The steel giant, known as Baosteel, pocketed 6.5 billion yuan ($1.02 billion) during the July-September quarter, it said in a filing to the Shanghai Stock Exchange. That was down from 9.7 billion yuan it earned in the second quarter but still well above profits the company made in the same period of 2020.
"In the third quarter ... downstream demand like vehicles, home appliances and engineering machineries were relatively weak," Baosteel said, adding that growth in overseas demand slowed.
Meanwhile, China's steel production and energy consumption controls also weighed on the company's profitability together with rising coal prices, according to the company.

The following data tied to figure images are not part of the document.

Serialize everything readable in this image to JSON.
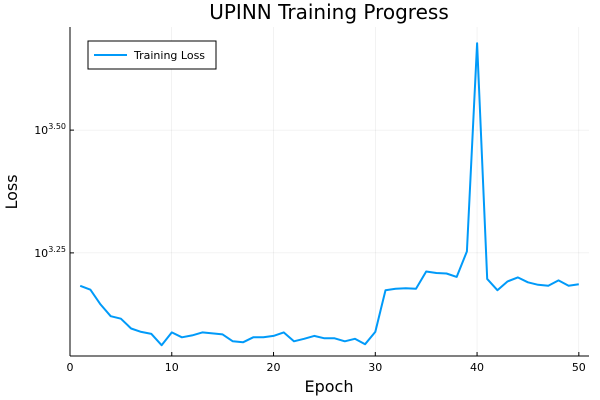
{
  "chart_data": {
    "type": "line",
    "title": "UPINN Training Progress",
    "xlabel": "Epoch",
    "ylabel": "Loss",
    "xlim": [
      0,
      51
    ],
    "xticks": [
      0,
      10,
      20,
      30,
      40,
      50
    ],
    "ylog10lim": [
      3.04,
      3.71
    ],
    "yscale": "log10",
    "yticks": [
      {
        "base": "10",
        "exp": "3.25",
        "log10": 3.25
      },
      {
        "base": "10",
        "exp": "3.50",
        "log10": 3.5
      }
    ],
    "grid": true,
    "legend_position": "top-left",
    "series": [
      {
        "name": "Training Loss",
        "color": "#009af9",
        "x": [
          1,
          2,
          3,
          4,
          5,
          6,
          7,
          8,
          9,
          10,
          11,
          12,
          13,
          14,
          15,
          16,
          17,
          18,
          19,
          20,
          21,
          22,
          23,
          24,
          25,
          26,
          27,
          28,
          29,
          30,
          31,
          32,
          33,
          34,
          35,
          36,
          37,
          38,
          39,
          40,
          41,
          42,
          43,
          44,
          45,
          46,
          47,
          48,
          49,
          50
        ],
        "log10y": [
          3.183,
          3.175,
          3.145,
          3.121,
          3.116,
          3.096,
          3.089,
          3.085,
          3.062,
          3.088,
          3.078,
          3.082,
          3.088,
          3.086,
          3.084,
          3.07,
          3.068,
          3.078,
          3.078,
          3.081,
          3.088,
          3.07,
          3.075,
          3.081,
          3.076,
          3.076,
          3.07,
          3.075,
          3.064,
          3.089,
          3.174,
          3.177,
          3.178,
          3.177,
          3.212,
          3.209,
          3.208,
          3.201,
          3.253,
          3.677,
          3.197,
          3.174,
          3.192,
          3.2,
          3.19,
          3.185,
          3.183,
          3.194,
          3.183,
          3.186
        ]
      }
    ]
  }
}
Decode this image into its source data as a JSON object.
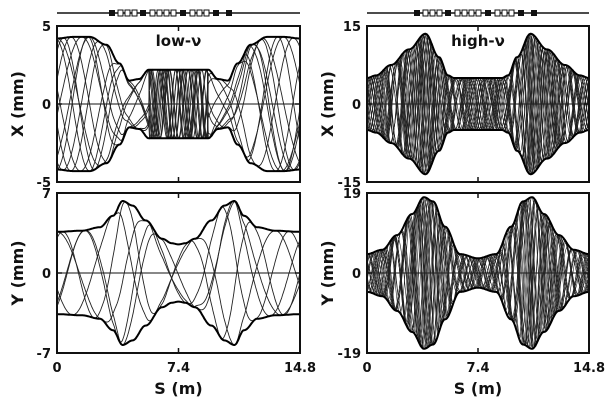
{
  "chart_data": [
    {
      "type": "line",
      "panel": "top-left",
      "title": "low-ν",
      "xlabel": "",
      "ylabel": "X (mm)",
      "xlim": [
        0,
        14.8
      ],
      "ylim": [
        -5,
        5
      ],
      "x_ticks": [
        "0",
        "7.4",
        "14.8"
      ],
      "y_ticks": [
        "5",
        "0",
        "-5"
      ],
      "envelope": {
        "s": [
          0,
          1.0,
          2.0,
          3.0,
          3.8,
          4.4,
          5.0,
          5.6,
          6.6,
          7.4,
          8.2,
          9.2,
          9.8,
          10.4,
          11.0,
          11.8,
          12.8,
          13.8,
          14.8
        ],
        "amp": [
          4.2,
          4.3,
          4.3,
          3.8,
          2.6,
          1.5,
          1.6,
          2.2,
          2.2,
          2.2,
          2.2,
          2.2,
          1.6,
          1.5,
          2.6,
          3.8,
          4.3,
          4.3,
          4.2
        ]
      },
      "trajectory_count": 10,
      "dense_region_s": [
        5.6,
        9.2
      ]
    },
    {
      "type": "line",
      "panel": "top-right",
      "title": "high-ν",
      "xlabel": "",
      "ylabel": "X (mm)",
      "xlim": [
        0,
        14.8
      ],
      "ylim": [
        -15,
        15
      ],
      "x_ticks": [
        "0",
        "7.4",
        "14.8"
      ],
      "y_ticks": [
        "15",
        "0",
        "-15"
      ],
      "envelope": {
        "s": [
          0,
          0.6,
          1.6,
          2.8,
          3.9,
          4.8,
          5.4,
          5.8,
          6.6,
          7.4,
          8.2,
          9.0,
          9.4,
          10.0,
          10.9,
          12.0,
          13.2,
          14.2,
          14.8
        ],
        "amp": [
          5.0,
          5.5,
          7.5,
          10.5,
          13.5,
          9.0,
          5.5,
          5.0,
          5.0,
          5.0,
          5.0,
          5.0,
          5.5,
          9.0,
          13.5,
          10.5,
          7.5,
          5.5,
          5.0
        ]
      },
      "trajectory_count": 26,
      "dense_region_s": [
        0,
        14.8
      ]
    },
    {
      "type": "line",
      "panel": "bottom-left",
      "title": "",
      "xlabel": "S (m)",
      "ylabel": "Y (mm)",
      "xlim": [
        0,
        14.8
      ],
      "ylim": [
        -7,
        7
      ],
      "x_ticks": [
        "0",
        "7.4",
        "14.8"
      ],
      "y_ticks": [
        "7",
        "0",
        "-7"
      ],
      "envelope": {
        "s": [
          0,
          1.5,
          2.6,
          3.4,
          4.0,
          4.6,
          5.4,
          6.4,
          7.0,
          7.4,
          7.8,
          8.4,
          9.4,
          10.2,
          10.8,
          11.4,
          12.2,
          13.3,
          14.8
        ],
        "amp": [
          3.6,
          3.7,
          4.0,
          5.0,
          6.3,
          5.9,
          4.6,
          3.0,
          2.6,
          2.5,
          2.6,
          3.0,
          4.6,
          5.9,
          6.3,
          5.0,
          4.0,
          3.7,
          3.6
        ]
      },
      "trajectory_count": 5,
      "dense_region_s": []
    },
    {
      "type": "line",
      "panel": "bottom-right",
      "title": "",
      "xlabel": "S (m)",
      "ylabel": "Y (mm)",
      "xlim": [
        0,
        14.8
      ],
      "ylim": [
        -19,
        19
      ],
      "x_ticks": [
        "0",
        "7.4",
        "14.8"
      ],
      "y_ticks": [
        "19",
        "0",
        "-19"
      ],
      "envelope": {
        "s": [
          0,
          1.0,
          2.0,
          3.0,
          3.8,
          4.4,
          5.2,
          6.2,
          7.4,
          8.6,
          9.6,
          10.4,
          11.0,
          11.8,
          12.8,
          13.8,
          14.8
        ],
        "amp": [
          4.5,
          5.5,
          9.0,
          14.0,
          18.0,
          17.0,
          11.0,
          4.5,
          3.5,
          4.5,
          11.0,
          17.0,
          18.0,
          14.0,
          9.0,
          5.5,
          4.5
        ]
      },
      "trajectory_count": 22,
      "dense_region_s": [
        0,
        14.8
      ]
    }
  ]
}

Prices for coking coal futures, a key steelmaking ingredient, on the Dalian Commodity Exchange, surged more than 80% in the third quarter triggered by a coal supply crunch, crippling the impact of falling iron ore prices, which were down 32%.

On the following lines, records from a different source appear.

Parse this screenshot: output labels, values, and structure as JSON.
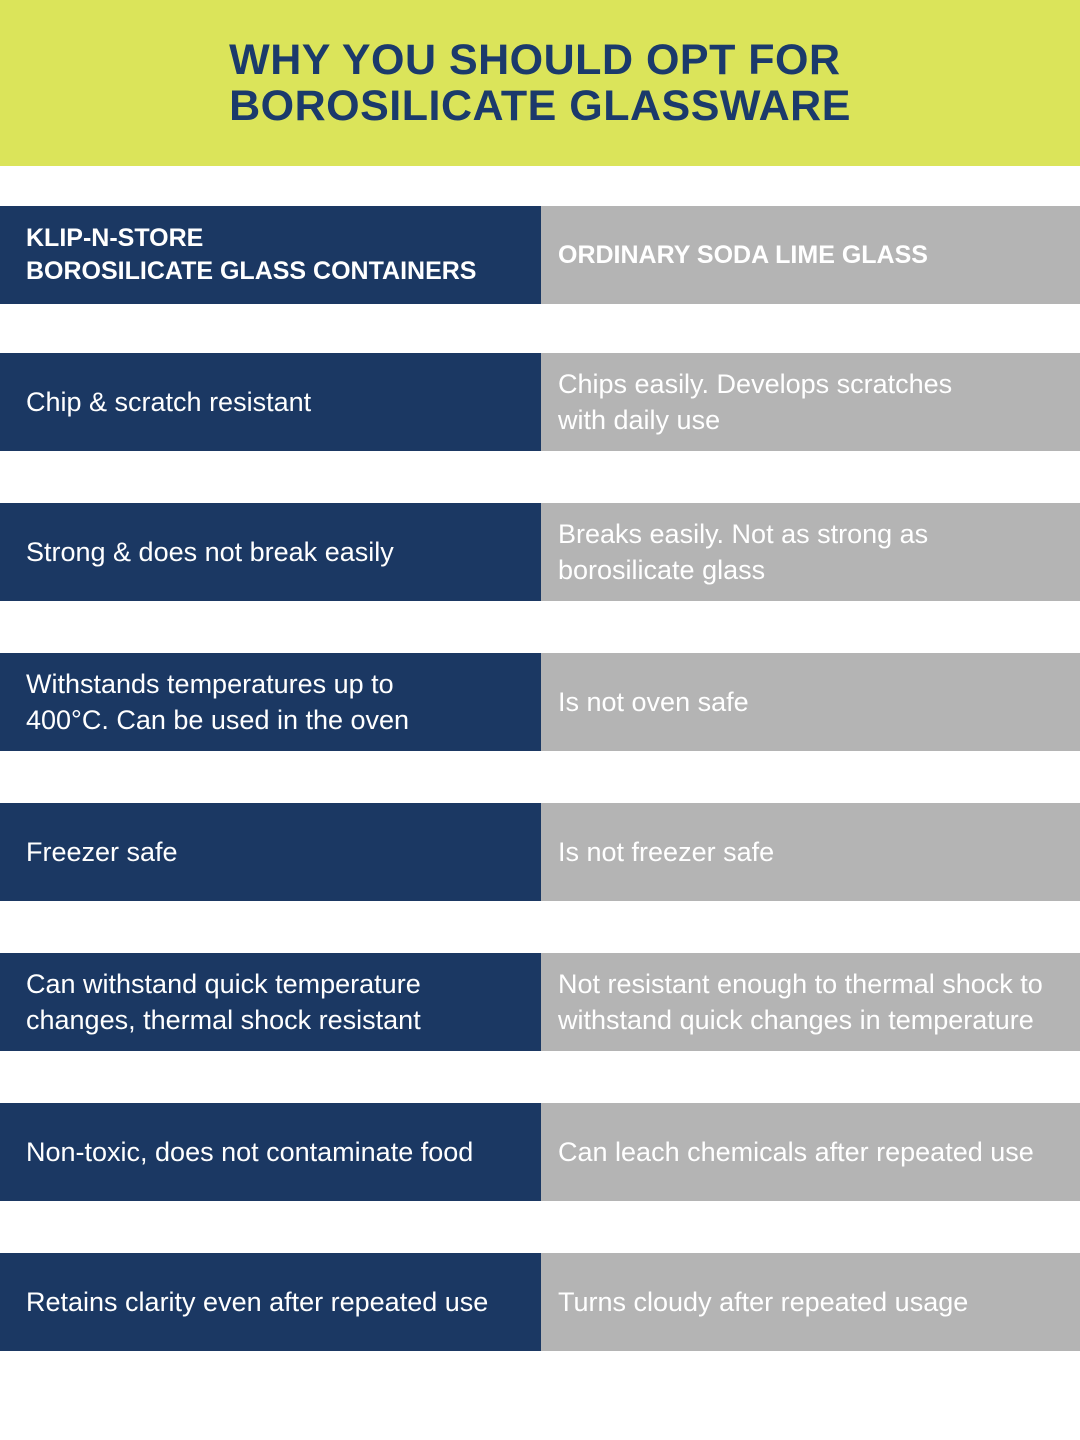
{
  "title": [
    "WHY YOU SHOULD OPT FOR",
    "BOROSILICATE GLASSWARE"
  ],
  "colors": {
    "banner": "#dbe45a",
    "title": "#1b3a6b",
    "left_column": "#1b3863",
    "right_column": "#b4b4b4"
  },
  "header": {
    "left": [
      "KLIP-N-STORE",
      "BOROSILICATE GLASS CONTAINERS"
    ],
    "right": "ORDINARY SODA LIME GLASS"
  },
  "rows": [
    {
      "left": [
        "Chip & scratch resistant"
      ],
      "right": [
        "Chips easily. Develops scratches",
        "with daily use"
      ]
    },
    {
      "left": [
        "Strong & does not break easily"
      ],
      "right": [
        "Breaks easily. Not as strong as",
        "borosilicate glass"
      ]
    },
    {
      "left": [
        "Withstands temperatures up to",
        "400°C. Can be used in the oven"
      ],
      "right": [
        "Is not oven safe"
      ]
    },
    {
      "left": [
        "Freezer safe"
      ],
      "right": [
        "Is not freezer safe"
      ]
    },
    {
      "left": [
        "Can withstand quick temperature",
        "changes, thermal shock resistant"
      ],
      "right": [
        "Not resistant enough to thermal shock to",
        "withstand quick changes in temperature"
      ]
    },
    {
      "left": [
        "Non-toxic, does not contaminate food"
      ],
      "right": [
        "Can leach chemicals after repeated use"
      ]
    },
    {
      "left": [
        "Retains clarity even after repeated use"
      ],
      "right": [
        "Turns cloudy after repeated usage"
      ]
    }
  ]
}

Baosteel said it had managed to overcome the difficulty by adjusting production strategy and cutting costs.
In the first three quarters, the steelmaker's net profit stood at 21.59 billion yuan, surging 174.5% from the Jan-Sept period in 2020, it said.
The company made 33.13 million tonnes of iron and 37.05 million tonnes of steel this year as of end-September, according to the filing.